O materialista Aristóteles da imaginação moderna é um mito (p. 73); ele não é um teórico da identidade (já que a linguagem que envolve a alma e a linguagem que envolve o corpo não são apenas maneiras alternativas de descrever os mesmos fenômenos) nem um funcionalista (uma vez que há uma conexão necessária entre a alma como forma e a matéria do corpo vivo) . Ostenfeld, no entanto, vê um terreno comum entre Aristóteles e o posterior Putnam em que ambos vêem a verdade como “o produto do encontro do mundo e da mente” (pp. 80-1, 98-9, citação p. 99). Isso leva à conclusão (p. 102) de que ‘O contraste antigo não era … mental / físico, mas geral / particular ou forma / matéria’ e à sugestão ‘de que essa antiga dicotomia pré-cartesiana ganhou nova realidade com o trabalho de, por exemplo, Putnam e aquela exploração posterior, mais cuidadosa, de antigos insights podem ajudar a discussão moderna a eventualmente, talvez, superar o impasse cartesiano ”. A abordagem antiga / aristotélica (ao contrário do funcionalismo de Dennett, como interpretado por Ostenfeld) leva qualia “a sério, mas não muito a sério” (p. 105), como enraizado no material e no particular e como objetos de sensação que são secundários ao inteligível mundo apreendido pelo intelecto (pp. 102–3).
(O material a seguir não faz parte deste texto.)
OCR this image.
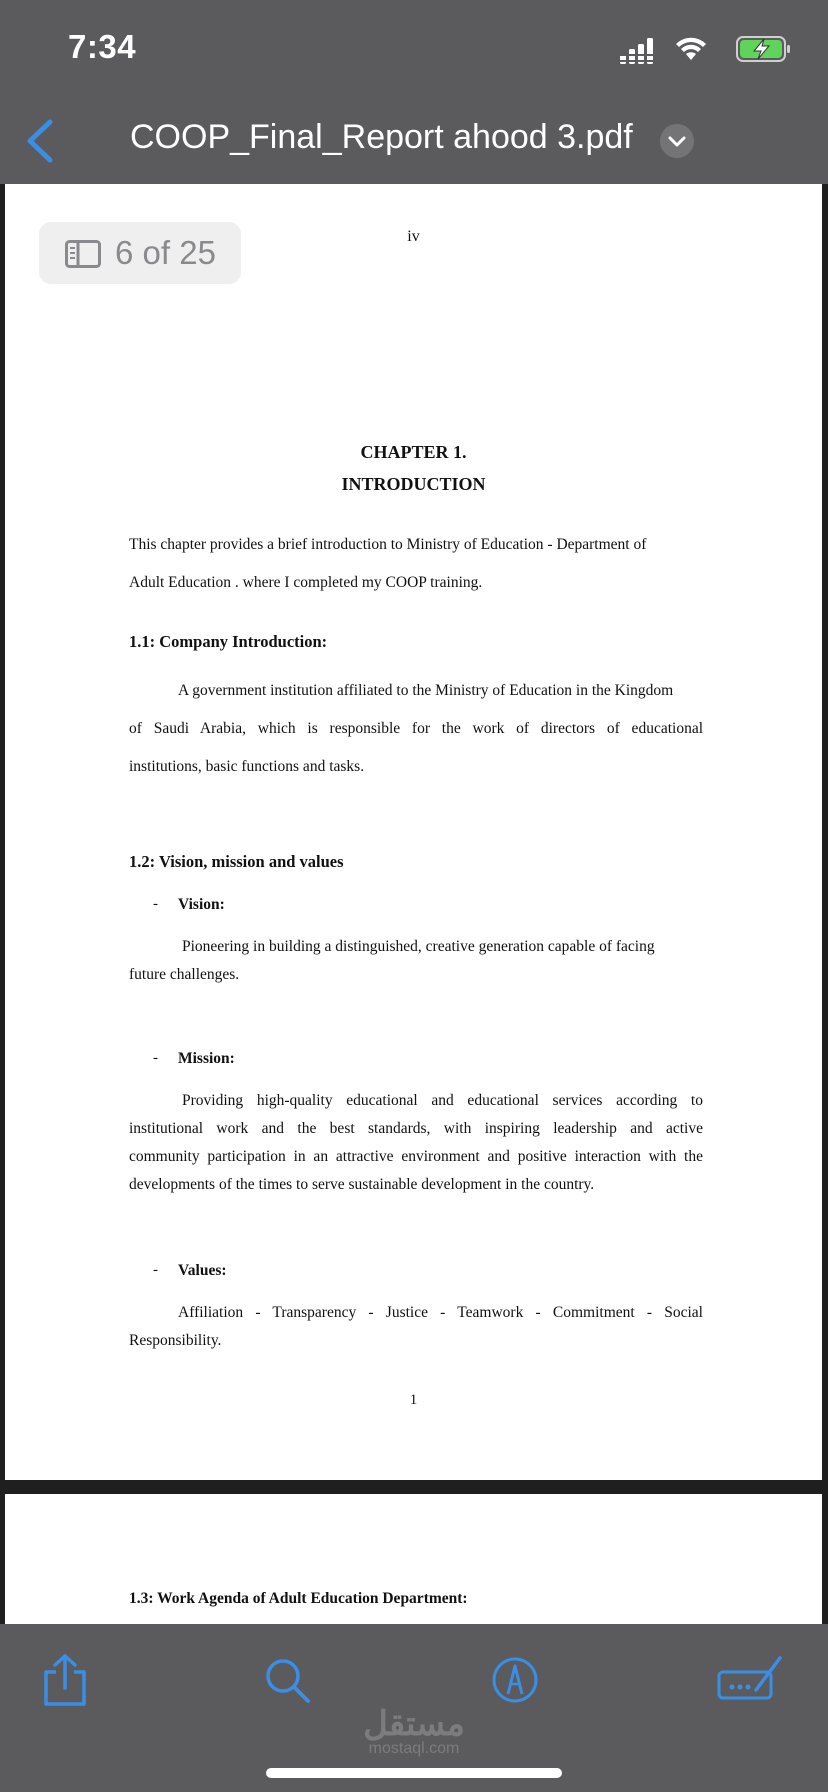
7:34
COOP_Final_Report ahood 3.pdf
6 of 25	iv
CHAPTER 1.
INTRODUCTION
This chapter provides a brief introduction to Ministry of Education - Department of
Adult Education . where I completed my COOP training.
1.1: Company Introduction:
A government institution affiliated to the Ministry of Education in the Kingdom
of Saudi Arabia, which is responsible for the work of directors of educational
institutions, basic functions and tasks.
1.2: Vision, mission and values
- Vision:
Pioneering in building a distinguished, creative generation capable of facing
future challenges.
- Mission:
Providing high-quality educational and educational services according to
institutional work and the best standards, with inspiring leadership and active
community participation in an attractive environment and positive interaction with the
developments of the times to serve sustainable development in the country.
- Values:
Affiliation - Transparency - Justice - Teamwork - Commitment - Social
Responsibility.
1
1.3: Work Agenda of Adult Education Department:
مستقل
mostaql.com
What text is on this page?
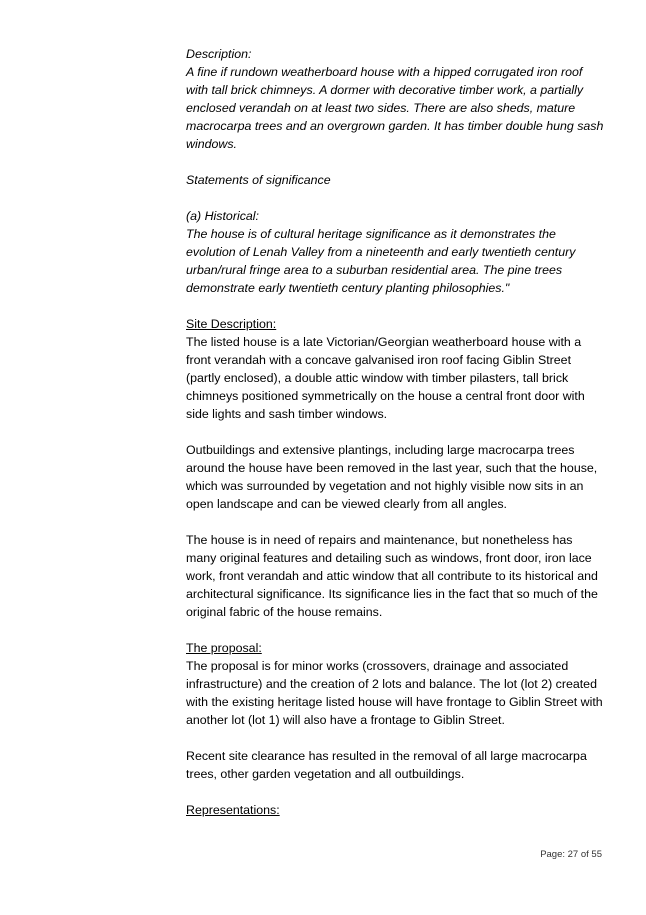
Description:

A fine if rundown weatherboard house with a hipped corrugated iron roof with tall brick chimneys. A dormer with decorative timber work, a partially enclosed verandah on at least two sides. There are also sheds, mature macrocarpa trees and an overgrown garden. It has timber double hung sash windows.

Statements of significance

(a) Historical:

The house is of cultural heritage significance as it demonstrates the evolution of Lenah Valley from a nineteenth and early twentieth century urban/rural fringe area to a suburban residential area. The pine trees demonstrate early twentieth century planting philosophies."

Site Description:

The listed house is a late Victorian/Georgian weatherboard house with a front verandah with a concave galvanised iron roof facing Giblin Street (partly enclosed), a double attic window with timber pilasters, tall brick chimneys positioned symmetrically on the house a central front door with side lights and sash timber windows.

Outbuildings and extensive plantings, including large macrocarpa trees around the house have been removed in the last year, such that the house, which was surrounded by vegetation and not highly visible now sits in an open landscape and can be viewed clearly from all angles.

The house is in need of repairs and maintenance, but nonetheless has many original features and detailing such as windows, front door, iron lace work, front verandah and attic window that all contribute to its historical and architectural significance. Its significance lies in the fact that so much of the original fabric of the house remains.

The proposal:

The proposal is for minor works (crossovers, drainage and associated infrastructure) and the creation of 2 lots and balance. The lot (lot 2) created with the existing heritage listed house will have frontage to Giblin Street with another lot (lot 1) will also have a frontage to Giblin Street.

Recent site clearance has resulted in the removal of all large macrocarpa trees, other garden vegetation and all outbuildings.

Representations:

Page: 27 of 55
As conclusões do volume original são seguidas pelo novo Capítulo VII. Em seu essencial, ensaia as conclusões do volume original, mas por meio de uma abordagem mais sinótica das fontes primárias – cronológica, no caso de Platão (incluindo tópicos, como a tripartição, que a publicação original ignorou em grande parte), mas em Aristóteles caso, mostrando como a noção de alma como forma se manifesta em áreas como percepção dos sentidos, imaginação, intelecto e locomoção e desejo, Psicóloga Infantil Curitiba ao mesmo tempo que se refere a estudos relevantes que surgiram desde a publicação da primeira edição em 1987. Terminamos com uma reformulação sucinta da tese original: em Platão e Aristóteles, a alma não é um mero atributo do corpo nem uma substância não física, mas (para Platão) um ‘híbrido ontológico’ entre substância e atributo e (para Aristóteles ) ‘um atributo único muito especial: um atributo substantivo’ (p. 149).

Este é um livro erudito, incisivo e instigante, cujo projeto central, sobre a relação entre o pensamento de Platão e Aristóteles e as abordagens não cartesianas do problema mente-corpo corrente dos anos 1960 a 1980, vale a pena trazer para a atenção de uma nova geração de leitores. O capítulo V do volume original sobre ‘Platão e Aristóteles hoje’ é um tour-de-force absoluto no uso de teóricos modernos que se veem como se inspirando em Aristóteles para descobrir, por contraste, o que é distintivo sobre Aristóteles e Platão abordagem da relação entre corpo e alma. O argumento, entretanto, não só opera em um nível intelectual muito alto, mas também pressupõe uma familiaridade completa com fontes e conceitos antigos e modernos. O relato do Capítulo I sobre os critérios do mental, por exemplo, vai direto para a avaliação crítica, onde alguns poderiam ter apreciado um pouco mais de exposição. Da mesma forma, embora Ostenfeld reconheça escrupulosamente onde os detalhes e a interpretação das fontes antigas (especialmente no caso de Aristóteles) são controversos, ele geralmente não expõe a evidência primária ou os detalhes do debate. Há uma tendência geral, especialmente nas seções originais de 1987, de citar apenas por referência, sem muito na forma de citação, paráfrase ou exegese detalhada de passagens específicas. O novo capítulo VII oferece uma visão geral mais acessível da psicologia de Platão e Aristóteles, mas sua natureza como uma pesquisa não pode compensar totalmente a densidade dos capítulos originais do livro.